I discovered this contest in 2008, and have looked forward to the results each year since then. It’s not always about the titles themselves, which actually seem to have grown less odd each year. More often I have enjoyed the way Horace Bent, The Bookseller’s diarist and custodian of the Diagram Prize, describes the contenders and the contest. See if you don’t agree:

“In the end, it wasn’t even close. Much like the tyrant himself, Managing a Dental Practice the Genghis Khan Way ruthlessly slaughtered the opposition, and scored twice as many votes as the runner-up, 8th International Friction Stir Welding Symposium Proceedings.”

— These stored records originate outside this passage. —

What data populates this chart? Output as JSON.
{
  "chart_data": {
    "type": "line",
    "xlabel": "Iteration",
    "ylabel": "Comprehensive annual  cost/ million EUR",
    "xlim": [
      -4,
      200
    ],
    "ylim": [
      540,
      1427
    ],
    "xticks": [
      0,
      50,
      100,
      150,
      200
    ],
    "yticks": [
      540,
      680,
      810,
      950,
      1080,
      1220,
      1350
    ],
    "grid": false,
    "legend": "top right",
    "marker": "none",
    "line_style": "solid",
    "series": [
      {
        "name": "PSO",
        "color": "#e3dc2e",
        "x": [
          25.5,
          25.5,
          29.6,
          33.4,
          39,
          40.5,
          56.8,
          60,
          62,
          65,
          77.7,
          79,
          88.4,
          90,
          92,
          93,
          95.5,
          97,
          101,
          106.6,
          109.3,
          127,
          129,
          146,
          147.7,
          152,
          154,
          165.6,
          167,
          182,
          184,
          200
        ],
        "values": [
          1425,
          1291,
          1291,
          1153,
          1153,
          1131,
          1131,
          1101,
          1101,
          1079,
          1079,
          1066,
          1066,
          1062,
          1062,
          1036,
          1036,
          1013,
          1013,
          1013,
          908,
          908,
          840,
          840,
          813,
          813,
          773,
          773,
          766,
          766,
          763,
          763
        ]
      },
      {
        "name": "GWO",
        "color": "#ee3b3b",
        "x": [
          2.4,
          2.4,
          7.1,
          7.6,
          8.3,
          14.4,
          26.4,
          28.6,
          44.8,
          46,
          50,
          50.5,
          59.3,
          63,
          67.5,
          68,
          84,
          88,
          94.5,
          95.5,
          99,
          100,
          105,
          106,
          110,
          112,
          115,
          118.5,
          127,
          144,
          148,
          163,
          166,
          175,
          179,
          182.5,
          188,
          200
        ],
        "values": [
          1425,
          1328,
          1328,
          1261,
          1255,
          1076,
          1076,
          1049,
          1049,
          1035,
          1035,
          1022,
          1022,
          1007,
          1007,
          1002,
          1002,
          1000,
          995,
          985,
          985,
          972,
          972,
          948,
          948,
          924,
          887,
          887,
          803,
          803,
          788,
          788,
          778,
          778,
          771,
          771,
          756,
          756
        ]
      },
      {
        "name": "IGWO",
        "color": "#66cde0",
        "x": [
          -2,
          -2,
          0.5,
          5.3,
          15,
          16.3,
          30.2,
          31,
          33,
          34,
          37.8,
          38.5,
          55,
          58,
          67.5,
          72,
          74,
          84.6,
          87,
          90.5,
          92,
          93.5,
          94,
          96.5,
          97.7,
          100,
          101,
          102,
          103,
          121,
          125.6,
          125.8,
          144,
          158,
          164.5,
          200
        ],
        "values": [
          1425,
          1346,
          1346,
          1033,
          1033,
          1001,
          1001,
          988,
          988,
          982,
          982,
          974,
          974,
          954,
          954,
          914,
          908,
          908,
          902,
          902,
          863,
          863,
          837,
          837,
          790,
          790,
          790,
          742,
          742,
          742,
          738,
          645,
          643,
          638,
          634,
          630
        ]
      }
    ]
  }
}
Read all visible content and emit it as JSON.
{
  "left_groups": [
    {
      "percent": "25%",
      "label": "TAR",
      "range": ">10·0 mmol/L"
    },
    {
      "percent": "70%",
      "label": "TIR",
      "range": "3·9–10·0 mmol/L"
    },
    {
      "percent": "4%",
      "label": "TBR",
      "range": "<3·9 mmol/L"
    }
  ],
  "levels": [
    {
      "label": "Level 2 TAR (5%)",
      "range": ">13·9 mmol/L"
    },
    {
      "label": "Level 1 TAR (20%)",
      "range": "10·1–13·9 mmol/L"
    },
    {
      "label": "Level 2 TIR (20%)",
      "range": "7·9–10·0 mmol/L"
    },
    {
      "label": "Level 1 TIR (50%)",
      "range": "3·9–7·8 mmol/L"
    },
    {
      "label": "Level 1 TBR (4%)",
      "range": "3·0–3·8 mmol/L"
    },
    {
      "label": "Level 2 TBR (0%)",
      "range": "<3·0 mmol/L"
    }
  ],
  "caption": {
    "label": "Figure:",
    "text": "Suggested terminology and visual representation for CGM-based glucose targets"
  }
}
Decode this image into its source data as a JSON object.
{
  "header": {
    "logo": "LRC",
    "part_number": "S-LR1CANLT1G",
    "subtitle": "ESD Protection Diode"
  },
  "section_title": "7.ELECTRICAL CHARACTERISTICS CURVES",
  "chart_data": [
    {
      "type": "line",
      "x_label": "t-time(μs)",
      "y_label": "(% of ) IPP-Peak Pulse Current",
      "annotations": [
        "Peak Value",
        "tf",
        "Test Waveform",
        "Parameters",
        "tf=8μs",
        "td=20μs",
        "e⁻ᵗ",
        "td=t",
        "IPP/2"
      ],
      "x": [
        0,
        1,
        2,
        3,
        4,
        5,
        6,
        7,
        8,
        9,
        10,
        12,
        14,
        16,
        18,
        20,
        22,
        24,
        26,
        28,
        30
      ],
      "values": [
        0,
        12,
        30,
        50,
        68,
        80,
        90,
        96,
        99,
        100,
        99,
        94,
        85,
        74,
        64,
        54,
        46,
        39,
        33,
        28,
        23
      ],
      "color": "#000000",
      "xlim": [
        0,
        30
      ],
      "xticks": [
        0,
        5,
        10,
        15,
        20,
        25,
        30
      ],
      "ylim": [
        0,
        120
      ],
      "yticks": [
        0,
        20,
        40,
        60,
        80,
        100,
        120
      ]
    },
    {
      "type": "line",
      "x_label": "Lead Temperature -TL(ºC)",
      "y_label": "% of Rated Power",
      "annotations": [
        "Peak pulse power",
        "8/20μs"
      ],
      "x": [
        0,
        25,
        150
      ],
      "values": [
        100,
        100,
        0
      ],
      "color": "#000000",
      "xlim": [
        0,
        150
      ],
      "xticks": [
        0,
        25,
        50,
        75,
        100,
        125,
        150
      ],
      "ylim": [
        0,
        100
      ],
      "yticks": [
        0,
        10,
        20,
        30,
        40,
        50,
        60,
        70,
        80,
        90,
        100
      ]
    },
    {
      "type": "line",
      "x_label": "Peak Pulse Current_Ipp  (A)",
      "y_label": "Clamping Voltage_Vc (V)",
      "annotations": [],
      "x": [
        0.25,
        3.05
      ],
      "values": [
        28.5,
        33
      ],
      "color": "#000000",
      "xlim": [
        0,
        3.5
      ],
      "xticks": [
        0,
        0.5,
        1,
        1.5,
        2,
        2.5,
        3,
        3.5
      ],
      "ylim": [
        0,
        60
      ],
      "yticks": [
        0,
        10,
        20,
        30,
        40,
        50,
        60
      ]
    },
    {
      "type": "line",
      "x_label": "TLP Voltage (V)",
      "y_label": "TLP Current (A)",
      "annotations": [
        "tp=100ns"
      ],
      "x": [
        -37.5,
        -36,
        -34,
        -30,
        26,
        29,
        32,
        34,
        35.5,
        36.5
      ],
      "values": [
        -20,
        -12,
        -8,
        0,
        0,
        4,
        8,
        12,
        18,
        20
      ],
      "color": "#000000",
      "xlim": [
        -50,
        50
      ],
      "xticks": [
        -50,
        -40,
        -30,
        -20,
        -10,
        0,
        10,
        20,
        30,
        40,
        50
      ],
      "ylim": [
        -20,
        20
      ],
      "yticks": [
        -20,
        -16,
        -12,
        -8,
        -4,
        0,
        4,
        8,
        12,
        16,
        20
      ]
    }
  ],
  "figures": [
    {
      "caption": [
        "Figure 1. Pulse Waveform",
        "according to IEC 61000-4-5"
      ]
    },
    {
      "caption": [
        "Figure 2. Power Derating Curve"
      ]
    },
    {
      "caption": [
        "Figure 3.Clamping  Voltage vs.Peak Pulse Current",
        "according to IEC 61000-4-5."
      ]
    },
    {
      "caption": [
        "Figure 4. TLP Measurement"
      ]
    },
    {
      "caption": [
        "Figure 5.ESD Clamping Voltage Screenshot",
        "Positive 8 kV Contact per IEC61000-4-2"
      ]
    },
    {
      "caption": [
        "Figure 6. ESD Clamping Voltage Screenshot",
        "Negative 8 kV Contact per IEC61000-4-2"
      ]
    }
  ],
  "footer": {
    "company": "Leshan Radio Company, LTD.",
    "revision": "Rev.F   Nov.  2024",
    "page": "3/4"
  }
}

Bent also notes that the winner:

“…joins an illustrious list of former winners including Living with Crazy Buttocks, Greek Rural Postmen and Their Cancellation Numbers, How to Avoid Huge Ships, and Highlights in the History of Concrete…I am delighted that in economically troublesome times publishers the world over have continued to publish incredibly niche titles with powerfully obscure titles.”

What I also find so appealing about this contest is that it apparently started as a way to avoid boredom at the Frankfurt Book Fair more than 30 years ago.